Understanding the DP knapsack problem

DP analysis

1. Knapsack problem (choice question)

Input sample

4 5
1 2
2 4
3 4
4 5

Output sample:

8

2. Key points analysis

• Features: Each item can only be used once

Important variables & formula explanations

• f[i][j]:Represents the set of all selection methods that only select the first i items and the total volume ≤ j. Its value is the maximum value of each selection method in this set. (Note: The two-dimensional array f here can Think of it as a function that seeks the maximum value, but there is no need to implement it. It can be regarded as the left and right sides of the function canceling out . For ease of understanding, you can treat it directly as the maximum value )
• State transition equation: f[i][j]= max( f[i-1][j], f[i-1][j-v[i]]+w[i])
• f[i-1][j]:Do not select the maximum value in the set of the i-th item.
• f[i-1][j-v[i]]+w[i]:Select the set of the i-th item, but it is not easy to find the attributes of the set directly. Let’s take a roundabout way here. First, subtract the volume of the i-th item and find the maximum value of the selection method in the remaining set.

#include <iostream>

using namespace std;

const int N = 1010;

int n, m;
int v[N], w[N];
int f[N][N];
int main()
{
    cin >> n >> m;
    for (int i = 1; i <= n; i++)
    {
        cin >> v[i] >> w[i];
    }

    for (int i = 1; i <= n; i++)
    {
        for (int j = 0; j <= m; j++)
        {
            //未选第i个元素
            f[i][j] = f[i - 1][j];
            if (j >= v[i])
                f[i][j] = max(f[i][j], f[i - 1][j - v[i]] + w[i]);
        }
    }
    cout << f[n][m] << endl;
    return 0;
}

3. Understand ideas

• The i-th item is either selected or not.

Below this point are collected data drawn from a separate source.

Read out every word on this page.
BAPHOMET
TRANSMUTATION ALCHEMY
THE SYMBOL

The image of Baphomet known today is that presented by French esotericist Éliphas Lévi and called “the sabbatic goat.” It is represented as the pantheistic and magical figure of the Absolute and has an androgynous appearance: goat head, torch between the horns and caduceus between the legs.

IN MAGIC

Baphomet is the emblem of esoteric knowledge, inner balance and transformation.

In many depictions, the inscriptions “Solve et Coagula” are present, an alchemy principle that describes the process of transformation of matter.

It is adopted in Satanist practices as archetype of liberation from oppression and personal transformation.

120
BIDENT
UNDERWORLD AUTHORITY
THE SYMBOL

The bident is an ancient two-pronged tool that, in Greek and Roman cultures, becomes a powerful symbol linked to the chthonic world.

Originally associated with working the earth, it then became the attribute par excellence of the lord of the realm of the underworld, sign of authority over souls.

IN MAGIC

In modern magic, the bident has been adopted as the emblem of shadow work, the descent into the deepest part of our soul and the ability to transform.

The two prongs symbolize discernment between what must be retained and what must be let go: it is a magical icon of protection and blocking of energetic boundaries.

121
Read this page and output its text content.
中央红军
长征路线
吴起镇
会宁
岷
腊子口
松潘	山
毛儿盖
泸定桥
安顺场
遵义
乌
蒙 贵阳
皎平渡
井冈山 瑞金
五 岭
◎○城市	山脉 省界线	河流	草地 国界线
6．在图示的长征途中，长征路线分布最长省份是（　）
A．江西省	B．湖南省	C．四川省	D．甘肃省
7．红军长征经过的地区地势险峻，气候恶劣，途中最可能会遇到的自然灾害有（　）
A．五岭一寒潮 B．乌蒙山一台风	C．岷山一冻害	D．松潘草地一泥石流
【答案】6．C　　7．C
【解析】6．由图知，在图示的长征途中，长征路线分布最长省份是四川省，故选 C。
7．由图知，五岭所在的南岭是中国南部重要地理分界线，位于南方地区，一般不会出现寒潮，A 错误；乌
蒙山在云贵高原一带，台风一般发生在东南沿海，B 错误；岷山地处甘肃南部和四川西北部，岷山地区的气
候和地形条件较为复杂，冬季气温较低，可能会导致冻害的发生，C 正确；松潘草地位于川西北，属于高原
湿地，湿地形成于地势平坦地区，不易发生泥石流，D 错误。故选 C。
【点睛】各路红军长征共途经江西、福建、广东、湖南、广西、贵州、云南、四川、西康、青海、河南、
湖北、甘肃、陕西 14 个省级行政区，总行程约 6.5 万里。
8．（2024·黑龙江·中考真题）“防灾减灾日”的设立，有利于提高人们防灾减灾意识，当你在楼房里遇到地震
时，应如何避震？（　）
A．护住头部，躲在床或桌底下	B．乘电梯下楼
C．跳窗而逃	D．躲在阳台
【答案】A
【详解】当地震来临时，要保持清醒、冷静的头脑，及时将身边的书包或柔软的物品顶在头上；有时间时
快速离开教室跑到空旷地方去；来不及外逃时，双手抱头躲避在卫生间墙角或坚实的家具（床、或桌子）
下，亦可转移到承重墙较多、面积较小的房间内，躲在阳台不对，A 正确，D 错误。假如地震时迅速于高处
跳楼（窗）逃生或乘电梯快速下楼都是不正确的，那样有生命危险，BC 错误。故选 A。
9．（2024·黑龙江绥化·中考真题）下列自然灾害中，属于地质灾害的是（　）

• At the beginning, I was also very fascinated by this algorithm. I didn't know f[i][j]why it could mean that the total volume of the first i items was less than the maximum value of j . Later I slowly understood that at the beginning it can be seen as the existence of this function that seeks the maximum value. int Fmax(int ​​i, int j); (No specific implementation details are needed here) , find the maximum value excluding the i-th, and the maximum value excluding the i-th. Taking the maximum of the two is what is needed.

• for (int i = 1; i <= n; i++)
  for (int j = 0; j <= m; j++); This loop traverses the maximum value of all possible results. And put the maximum value of each result in a two-dimensional array. The last f[n][m]represents the maximum value among all items. Direct output.

• Here we divide the set of maximum results into two parts. 1. If the i-th item is not selected, the maximum value is the maximum value of the previous i-1 items f[i-1][j]. 1. The i-th item is selected. Since the i-th item is selected, we extract the i-th item, then the maximum value of the first i-1 items is f[i - 1][j - v[i]], and finally the value of w[i] is added.